For Black and Latino families, there is no guarantee of equitable treatment by social workers, attorneys, or judges.  Within this context, when a social worker asks a parent to leave the home voluntarily, according to a safety plan that restricts parents’ custody of their child, the difference between “voluntary” safety plans and court-ordered removal may become blurred.

Implications for Courts, Public Policy, and Social Work Practice

Workers in child welfare are often thought of as “street level bureaucrats” because of the wide discretion they have in the daily implementation of public policy (Lipsky, 1980).  This discretion can lead to abuses of power in the worst cases.  But discretion can also harness the positive potential of street level bureaucracy to enact viable solutions to the current problems with safety plans.

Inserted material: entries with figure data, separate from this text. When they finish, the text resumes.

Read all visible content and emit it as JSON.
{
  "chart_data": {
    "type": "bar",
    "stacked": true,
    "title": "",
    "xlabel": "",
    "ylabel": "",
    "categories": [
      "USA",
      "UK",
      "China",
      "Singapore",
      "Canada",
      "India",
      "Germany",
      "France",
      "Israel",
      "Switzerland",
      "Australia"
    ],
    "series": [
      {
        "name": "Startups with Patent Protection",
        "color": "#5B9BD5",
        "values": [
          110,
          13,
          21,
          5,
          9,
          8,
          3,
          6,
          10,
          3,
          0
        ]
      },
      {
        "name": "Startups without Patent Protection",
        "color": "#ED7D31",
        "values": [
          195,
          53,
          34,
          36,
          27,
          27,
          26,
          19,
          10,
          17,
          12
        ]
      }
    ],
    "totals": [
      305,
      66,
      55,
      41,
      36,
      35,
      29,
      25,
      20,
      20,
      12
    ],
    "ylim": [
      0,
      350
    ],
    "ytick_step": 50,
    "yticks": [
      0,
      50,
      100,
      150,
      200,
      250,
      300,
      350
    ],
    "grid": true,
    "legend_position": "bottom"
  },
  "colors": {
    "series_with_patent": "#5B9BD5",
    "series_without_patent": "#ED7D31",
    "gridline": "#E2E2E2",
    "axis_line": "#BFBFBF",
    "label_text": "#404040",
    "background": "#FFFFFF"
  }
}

The first change social workers can make at the street level is to divide safety plans into those that separate children from parents and those that do not.  For example, many safety plans call for parents to refrain from using physical discipline.  These plans do not infringe upon fundamental rights and should be kept as voluntary agreements.  However, safety plans that call for removal of parents or children from the home should be procedurally reclassified by child welfare agencies and given the same due process hearings as protective custody orders. 

A second solution, more specific to DCFS, is to alter the risk assessment tool in use.  There is precedent for such change.  In 1994, the Illinois legislature mandated that DCFS devise a new risk assessment tool that would reduce errors in risk estimation.  Given that the CERAP is now known to be less effective in estimating re-abuse risk, administrators in DCFS have cause to revisit CERAP and implement an evidence-based actuarial model.

A final aspect of improving the balance between ensuring child safety and respecting the rights of parents involves enhanced training for social workers.  “Child protection” is often a synonym for the child welfare system; however, it is critical that training of workers include not only attention to the protection of children, but also additional attention to knowledge of parental rights and an appreciation for the importance of the parent-child bond.  A more complete education in these areas is needed to ensure the child welfare system respects the fundamental rights of parents as it seeks to ensure the safety and well-being of children.